Based on disclosures from the United States Department of Education, the BusinessOfCollegeSports.com website reports that 47 of the 66 athletic departments with a football program in a BcS conference made a net profit for 2010-2011. There were actually 48 schools listed by the site on the positive side of the financial ledger, with Notre Dame, which is a member of the Big East in other sports besides independent football program, coming in inside the Top Ten among individual institutions.
At this point, it would likely be wise to shine a light on the “disclaimer” the website noted when it comes to taking these numbers as financial gospel:
…the athletics departments do not report either profit or net income. Rather, they report their revenues and expenses. For this series, profit/net income was calculated by subtracting the total expenses reported from the total revenues reported.
As noted above, the data used was obtained from the Department of Education and is from 2010-11. While this data is not perfect, it is the only data publicly available for both private and public institutions.
In other words, take the numbers with a grain of salt the size of [insert name of favorite big-boned coach here]. So, with that said…
Not so surprisingly, the SEC (91.6) and Big Ten (83.33) were the conferences with the greatest percentage of its membership awash in black ink, followed by the Big 12’s 80 percent.
The lowest percentage among BcS conferences? The Big East, with only three of the eight football-playing members of the conference in 2010-11 pulling in a profit.
Among individual schools, Alabama ($31.68 million) and Penn State ($31.62 million) had the highest net income. Interestingly, the Tide was the only SEC school in the Top 10; the Big Ten, on the other hand, had a total of four — the Nittany Lions, Michigan (No. 3, $26.65 million), Ohio State (No. 7, $18.63 million) and Michigan State (No. 10, $13.51 million).

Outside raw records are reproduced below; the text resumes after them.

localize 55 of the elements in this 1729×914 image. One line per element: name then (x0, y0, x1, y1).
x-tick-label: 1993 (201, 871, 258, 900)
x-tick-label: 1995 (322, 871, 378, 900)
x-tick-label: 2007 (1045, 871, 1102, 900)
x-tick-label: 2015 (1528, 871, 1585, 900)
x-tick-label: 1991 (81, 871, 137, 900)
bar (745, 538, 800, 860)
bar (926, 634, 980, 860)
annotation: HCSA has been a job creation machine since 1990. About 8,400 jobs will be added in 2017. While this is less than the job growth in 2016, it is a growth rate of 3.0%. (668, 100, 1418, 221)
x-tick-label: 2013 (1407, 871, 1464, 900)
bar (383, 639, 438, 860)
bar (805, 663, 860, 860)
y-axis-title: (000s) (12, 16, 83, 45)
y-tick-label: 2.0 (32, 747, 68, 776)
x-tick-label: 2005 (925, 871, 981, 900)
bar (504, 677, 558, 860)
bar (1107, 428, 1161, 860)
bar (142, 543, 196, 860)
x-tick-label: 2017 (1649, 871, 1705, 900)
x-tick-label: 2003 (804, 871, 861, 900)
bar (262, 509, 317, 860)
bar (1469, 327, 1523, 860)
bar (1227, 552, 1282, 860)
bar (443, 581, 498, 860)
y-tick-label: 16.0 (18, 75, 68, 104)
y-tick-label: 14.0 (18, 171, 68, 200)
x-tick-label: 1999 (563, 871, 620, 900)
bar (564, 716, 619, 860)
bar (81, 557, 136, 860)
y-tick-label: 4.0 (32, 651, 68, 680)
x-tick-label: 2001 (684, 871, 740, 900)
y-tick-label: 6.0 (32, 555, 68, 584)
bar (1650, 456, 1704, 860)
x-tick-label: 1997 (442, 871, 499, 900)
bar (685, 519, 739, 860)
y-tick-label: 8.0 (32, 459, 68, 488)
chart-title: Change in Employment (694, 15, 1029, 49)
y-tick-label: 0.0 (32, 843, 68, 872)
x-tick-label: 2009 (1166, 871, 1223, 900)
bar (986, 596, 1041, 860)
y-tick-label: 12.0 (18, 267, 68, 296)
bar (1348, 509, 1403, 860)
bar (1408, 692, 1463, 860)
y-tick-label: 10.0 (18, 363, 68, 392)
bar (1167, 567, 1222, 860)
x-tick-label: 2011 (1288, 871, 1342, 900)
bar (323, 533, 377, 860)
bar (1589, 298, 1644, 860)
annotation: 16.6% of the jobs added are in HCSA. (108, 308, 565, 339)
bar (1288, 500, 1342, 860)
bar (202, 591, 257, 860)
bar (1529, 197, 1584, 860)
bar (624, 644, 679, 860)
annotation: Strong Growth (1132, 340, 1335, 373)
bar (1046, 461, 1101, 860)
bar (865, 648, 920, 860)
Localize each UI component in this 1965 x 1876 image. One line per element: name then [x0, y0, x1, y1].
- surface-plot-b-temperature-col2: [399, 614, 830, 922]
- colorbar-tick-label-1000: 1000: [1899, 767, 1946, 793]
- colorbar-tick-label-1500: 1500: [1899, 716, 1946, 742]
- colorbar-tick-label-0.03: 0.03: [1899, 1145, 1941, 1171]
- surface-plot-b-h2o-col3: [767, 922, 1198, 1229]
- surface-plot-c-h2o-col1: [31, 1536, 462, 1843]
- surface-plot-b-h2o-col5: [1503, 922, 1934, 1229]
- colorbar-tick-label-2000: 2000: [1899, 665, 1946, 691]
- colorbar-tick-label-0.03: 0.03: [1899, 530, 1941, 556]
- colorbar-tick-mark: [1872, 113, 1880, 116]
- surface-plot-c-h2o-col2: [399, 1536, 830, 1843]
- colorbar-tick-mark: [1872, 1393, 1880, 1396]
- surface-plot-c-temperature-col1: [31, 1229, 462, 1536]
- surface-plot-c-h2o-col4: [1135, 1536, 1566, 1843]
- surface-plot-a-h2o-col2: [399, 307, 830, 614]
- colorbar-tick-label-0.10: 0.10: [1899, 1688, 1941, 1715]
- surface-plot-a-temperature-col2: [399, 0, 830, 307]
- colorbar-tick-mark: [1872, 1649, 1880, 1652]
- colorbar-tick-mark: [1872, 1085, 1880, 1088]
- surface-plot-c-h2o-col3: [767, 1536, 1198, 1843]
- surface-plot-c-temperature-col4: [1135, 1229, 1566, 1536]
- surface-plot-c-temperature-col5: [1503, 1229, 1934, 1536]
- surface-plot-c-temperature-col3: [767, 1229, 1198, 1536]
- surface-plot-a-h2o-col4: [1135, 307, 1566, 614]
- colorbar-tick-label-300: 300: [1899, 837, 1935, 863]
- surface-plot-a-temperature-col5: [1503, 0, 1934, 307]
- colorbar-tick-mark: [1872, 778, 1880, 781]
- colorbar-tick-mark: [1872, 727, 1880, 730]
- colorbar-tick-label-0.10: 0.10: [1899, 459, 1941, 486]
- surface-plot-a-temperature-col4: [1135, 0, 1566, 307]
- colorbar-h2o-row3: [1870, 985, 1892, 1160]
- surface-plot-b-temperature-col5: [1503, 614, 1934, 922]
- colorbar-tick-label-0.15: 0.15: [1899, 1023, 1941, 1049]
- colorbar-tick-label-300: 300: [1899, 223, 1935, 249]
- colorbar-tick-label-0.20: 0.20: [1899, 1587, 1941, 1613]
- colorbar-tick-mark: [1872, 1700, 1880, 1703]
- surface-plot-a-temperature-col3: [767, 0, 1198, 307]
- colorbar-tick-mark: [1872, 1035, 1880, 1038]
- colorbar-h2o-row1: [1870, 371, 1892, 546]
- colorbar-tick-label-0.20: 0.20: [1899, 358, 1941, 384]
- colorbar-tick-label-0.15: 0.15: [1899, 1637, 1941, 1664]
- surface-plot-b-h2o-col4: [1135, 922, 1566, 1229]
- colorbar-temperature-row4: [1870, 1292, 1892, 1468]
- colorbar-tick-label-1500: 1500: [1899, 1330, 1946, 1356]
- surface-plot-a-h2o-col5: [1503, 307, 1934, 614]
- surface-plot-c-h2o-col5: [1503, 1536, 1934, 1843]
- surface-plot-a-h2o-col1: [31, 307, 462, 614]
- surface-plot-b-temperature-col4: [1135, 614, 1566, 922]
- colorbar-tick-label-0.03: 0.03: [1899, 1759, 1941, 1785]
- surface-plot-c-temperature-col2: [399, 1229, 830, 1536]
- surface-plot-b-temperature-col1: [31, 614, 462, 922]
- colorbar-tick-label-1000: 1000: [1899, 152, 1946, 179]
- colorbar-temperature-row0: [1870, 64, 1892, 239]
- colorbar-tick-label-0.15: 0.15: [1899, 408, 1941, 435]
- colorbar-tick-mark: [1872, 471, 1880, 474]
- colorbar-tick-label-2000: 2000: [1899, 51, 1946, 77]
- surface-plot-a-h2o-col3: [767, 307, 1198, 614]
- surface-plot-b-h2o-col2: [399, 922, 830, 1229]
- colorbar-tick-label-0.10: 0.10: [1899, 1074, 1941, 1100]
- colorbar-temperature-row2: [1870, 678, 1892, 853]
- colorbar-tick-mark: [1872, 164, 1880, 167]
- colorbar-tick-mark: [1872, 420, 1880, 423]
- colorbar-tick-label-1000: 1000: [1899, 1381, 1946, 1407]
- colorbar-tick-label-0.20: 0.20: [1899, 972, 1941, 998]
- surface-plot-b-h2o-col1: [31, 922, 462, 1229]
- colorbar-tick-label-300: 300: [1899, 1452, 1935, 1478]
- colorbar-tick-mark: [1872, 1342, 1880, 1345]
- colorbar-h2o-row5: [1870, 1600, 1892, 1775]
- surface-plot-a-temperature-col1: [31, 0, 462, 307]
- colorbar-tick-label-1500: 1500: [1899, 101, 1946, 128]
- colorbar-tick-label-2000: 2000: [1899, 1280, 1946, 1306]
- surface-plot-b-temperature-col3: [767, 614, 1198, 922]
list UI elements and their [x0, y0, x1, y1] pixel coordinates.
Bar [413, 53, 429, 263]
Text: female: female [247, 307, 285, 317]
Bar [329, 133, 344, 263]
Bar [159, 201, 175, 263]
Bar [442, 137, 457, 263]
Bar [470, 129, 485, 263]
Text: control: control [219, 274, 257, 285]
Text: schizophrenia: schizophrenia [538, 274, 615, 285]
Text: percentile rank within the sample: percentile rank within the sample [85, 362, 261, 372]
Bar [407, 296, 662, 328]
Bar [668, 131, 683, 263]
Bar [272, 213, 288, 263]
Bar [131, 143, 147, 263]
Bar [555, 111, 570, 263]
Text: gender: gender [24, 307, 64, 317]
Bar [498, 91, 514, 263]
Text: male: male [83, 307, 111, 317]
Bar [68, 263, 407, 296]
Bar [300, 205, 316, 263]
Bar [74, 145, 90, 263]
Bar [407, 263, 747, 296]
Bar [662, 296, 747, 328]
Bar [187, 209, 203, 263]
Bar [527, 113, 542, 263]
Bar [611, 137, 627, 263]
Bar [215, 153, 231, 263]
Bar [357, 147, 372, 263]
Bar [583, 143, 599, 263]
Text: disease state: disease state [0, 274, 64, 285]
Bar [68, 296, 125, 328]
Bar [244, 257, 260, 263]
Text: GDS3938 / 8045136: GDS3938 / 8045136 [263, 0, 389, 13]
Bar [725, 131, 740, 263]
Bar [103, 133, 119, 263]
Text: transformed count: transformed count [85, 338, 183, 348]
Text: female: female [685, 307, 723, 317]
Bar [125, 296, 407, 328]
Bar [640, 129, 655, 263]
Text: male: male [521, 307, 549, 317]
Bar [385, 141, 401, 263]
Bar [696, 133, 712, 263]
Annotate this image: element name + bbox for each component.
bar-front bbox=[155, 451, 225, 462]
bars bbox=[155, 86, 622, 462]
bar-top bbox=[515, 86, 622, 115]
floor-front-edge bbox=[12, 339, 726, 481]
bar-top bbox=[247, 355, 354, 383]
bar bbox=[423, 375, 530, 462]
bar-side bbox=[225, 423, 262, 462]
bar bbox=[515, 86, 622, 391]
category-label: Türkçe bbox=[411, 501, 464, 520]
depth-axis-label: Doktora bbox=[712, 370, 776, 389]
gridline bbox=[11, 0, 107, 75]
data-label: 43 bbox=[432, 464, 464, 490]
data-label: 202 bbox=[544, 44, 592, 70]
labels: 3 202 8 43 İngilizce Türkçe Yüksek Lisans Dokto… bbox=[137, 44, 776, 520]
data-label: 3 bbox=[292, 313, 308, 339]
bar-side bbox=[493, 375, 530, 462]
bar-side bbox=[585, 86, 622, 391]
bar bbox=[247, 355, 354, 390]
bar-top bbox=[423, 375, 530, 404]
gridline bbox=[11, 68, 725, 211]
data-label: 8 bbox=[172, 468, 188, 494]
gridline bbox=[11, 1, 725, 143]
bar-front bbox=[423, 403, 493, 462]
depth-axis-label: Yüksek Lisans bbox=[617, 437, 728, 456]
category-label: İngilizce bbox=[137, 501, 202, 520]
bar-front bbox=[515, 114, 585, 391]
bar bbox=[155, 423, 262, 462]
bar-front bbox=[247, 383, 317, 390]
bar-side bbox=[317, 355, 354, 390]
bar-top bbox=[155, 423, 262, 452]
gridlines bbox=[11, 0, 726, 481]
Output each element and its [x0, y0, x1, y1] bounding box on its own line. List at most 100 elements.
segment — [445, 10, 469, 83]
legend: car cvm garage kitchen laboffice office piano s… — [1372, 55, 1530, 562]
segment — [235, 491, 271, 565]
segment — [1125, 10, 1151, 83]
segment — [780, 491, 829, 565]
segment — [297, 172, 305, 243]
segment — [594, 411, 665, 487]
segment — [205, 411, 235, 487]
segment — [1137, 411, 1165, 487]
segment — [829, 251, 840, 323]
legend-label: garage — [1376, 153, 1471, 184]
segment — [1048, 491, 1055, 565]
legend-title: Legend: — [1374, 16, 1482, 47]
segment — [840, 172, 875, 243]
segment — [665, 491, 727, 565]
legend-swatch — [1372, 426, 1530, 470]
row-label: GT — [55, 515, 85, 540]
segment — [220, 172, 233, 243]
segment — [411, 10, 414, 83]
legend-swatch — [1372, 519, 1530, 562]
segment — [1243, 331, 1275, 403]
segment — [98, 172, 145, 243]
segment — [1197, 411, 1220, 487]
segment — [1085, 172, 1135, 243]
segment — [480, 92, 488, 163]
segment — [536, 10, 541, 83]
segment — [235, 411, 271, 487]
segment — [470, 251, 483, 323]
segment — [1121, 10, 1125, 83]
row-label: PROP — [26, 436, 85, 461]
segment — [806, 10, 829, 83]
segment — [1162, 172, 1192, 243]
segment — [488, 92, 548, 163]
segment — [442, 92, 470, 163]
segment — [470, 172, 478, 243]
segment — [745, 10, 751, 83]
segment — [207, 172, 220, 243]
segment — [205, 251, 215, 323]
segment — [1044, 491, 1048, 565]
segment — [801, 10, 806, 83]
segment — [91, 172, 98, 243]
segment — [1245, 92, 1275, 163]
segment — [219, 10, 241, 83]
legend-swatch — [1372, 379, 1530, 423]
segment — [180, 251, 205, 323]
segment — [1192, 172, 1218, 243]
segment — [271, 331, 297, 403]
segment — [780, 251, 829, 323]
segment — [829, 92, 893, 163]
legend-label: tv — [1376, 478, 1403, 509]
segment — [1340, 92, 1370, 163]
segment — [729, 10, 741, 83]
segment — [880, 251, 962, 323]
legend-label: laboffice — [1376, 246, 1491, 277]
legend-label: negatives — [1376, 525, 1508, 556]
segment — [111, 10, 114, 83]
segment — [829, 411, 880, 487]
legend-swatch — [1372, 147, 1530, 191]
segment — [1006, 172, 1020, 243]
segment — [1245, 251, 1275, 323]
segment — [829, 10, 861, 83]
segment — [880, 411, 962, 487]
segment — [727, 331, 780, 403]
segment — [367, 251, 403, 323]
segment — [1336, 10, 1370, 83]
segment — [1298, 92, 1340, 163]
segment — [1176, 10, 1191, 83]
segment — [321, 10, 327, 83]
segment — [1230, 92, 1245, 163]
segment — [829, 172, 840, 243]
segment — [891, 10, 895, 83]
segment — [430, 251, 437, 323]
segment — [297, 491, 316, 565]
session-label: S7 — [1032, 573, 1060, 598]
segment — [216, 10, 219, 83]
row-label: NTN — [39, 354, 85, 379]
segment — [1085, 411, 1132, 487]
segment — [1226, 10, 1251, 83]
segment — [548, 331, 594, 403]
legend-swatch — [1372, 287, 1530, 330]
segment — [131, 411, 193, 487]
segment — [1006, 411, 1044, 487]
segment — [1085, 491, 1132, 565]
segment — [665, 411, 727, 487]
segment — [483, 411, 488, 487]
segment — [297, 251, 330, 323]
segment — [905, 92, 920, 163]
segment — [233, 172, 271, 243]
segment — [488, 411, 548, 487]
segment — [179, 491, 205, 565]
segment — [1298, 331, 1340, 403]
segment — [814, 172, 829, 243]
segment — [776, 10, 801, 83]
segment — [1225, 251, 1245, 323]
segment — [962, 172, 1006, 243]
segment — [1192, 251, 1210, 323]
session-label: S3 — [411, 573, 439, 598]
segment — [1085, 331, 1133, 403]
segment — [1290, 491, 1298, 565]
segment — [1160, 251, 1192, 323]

The six-time defending BcS conference, though, is certainly not hurting financially, with eight of its 12 members in the Top 26 in net income and just one athletic department — Ole Miss — that didn’t realize a profit. Tennessee is on the very low end of the SEC profit spectrum with a meager $14,447; the next lowest total from a member of that conference is South Carolina at $762,726.
Texas (No. 4, $24.32 million), Kansas State (No. 5, $23.39 million), Oregon (No. 8, $16.43 million) and Oklahoma State (No. 9, $14.36 million) round out the Top 10 most profitable athletic departments. Again, based on the very raw numbers from the Department of Education.